I brought numerous books – in hard-copy and on my Kindle device.
I have several writing projects (most of them big projects, not just blog entries!) that I want to focus on. And, while I had expected to be in a study program while here – for that is why I came – my experiences in other summer fellowships led me to think that this summer would be – like other summers – a morning of shared lecture/study/conversation – followed by an afternoon for reading and research – with evenings mostly free.

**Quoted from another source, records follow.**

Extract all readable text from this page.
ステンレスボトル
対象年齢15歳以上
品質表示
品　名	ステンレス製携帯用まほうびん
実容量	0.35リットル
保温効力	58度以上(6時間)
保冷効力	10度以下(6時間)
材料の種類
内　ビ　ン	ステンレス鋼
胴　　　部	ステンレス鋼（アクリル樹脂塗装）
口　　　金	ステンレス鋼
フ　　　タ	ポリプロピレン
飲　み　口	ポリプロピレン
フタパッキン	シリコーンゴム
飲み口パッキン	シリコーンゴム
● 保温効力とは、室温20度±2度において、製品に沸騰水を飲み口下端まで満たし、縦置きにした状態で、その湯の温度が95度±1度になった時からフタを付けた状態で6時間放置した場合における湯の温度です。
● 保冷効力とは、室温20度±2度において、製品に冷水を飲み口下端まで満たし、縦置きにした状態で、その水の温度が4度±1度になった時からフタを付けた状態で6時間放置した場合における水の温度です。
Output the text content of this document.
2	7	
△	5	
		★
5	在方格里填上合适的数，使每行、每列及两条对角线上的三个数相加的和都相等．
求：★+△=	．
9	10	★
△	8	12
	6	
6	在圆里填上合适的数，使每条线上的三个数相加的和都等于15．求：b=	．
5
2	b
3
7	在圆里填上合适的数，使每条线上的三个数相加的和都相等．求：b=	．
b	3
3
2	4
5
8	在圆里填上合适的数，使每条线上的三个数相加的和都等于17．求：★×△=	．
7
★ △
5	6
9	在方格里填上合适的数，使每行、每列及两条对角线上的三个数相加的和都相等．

After nearly three weeks now here, though, I have come up against the brutal reality that my study program here is from 8:30 to nearly 5:00 – every work day. I find myself spending more time sitting in a classroom – for hours per day – than I have spent “sitting” “in the classroom” since I left High School! In no field of study or in no occupation I have had for some 2 decades have I been “sitting” for more than 3-4 hours per day – and this has me in class and at lunch sitting for eight hours a day – everyday!
On the one hand that means, obviously, that I’m “just sitting” – but it also means that where I had planned to have time to structure my own reading and research for 4-5 hours every afternoon – those hours have been “taken” from me – at least taken from what I had expected. That means I’ve “lost” some 20 hours per week that I had planned to use for the “projects” of my summer.
Needless to say, this has forced me to recalibrate my plans and expectations.
For most of the past three weeks I have felt frustrated and anxious – feeling like I am literally losing my hours!
But, today, while I intentionally took time to Sabbath – I was able to hit my “reset” button. I was able to reflect on what I can do – and can’t do. What I can control – and what I can’t control. What I can realistically expect – and what I can’t plan for. And I have recognized that I need to take my projects and ‘step back’ from the goals on time – and focus on the goal of making progress over time – instead of toward a specific deadline!
I still want to advance in my goals. But I do not need to force arbitrary or contrived deadlines on them. They are *my* projects and what is most important is not that I get them done with stress and tension – but that I learn to plug away on them with attentive awareness to the fact that they are but one small part of the large scope and breadth of my life.
I need to learn better to “go with the flow” and “ebb with the tides” of life.
Today has been a good sabbath. I needed that.
Oh, and it helped that I was literally “going with the flow” and “ebbing with the tide” as the waves of the Gulf of Thailand pushed me back and forth in the water – at the beach at Hua-Hin, Thailand. Thank you, LORD, for the surf. The sea always reminds me of the largeness of Your Creation and the smallness of my petty concerns and worries.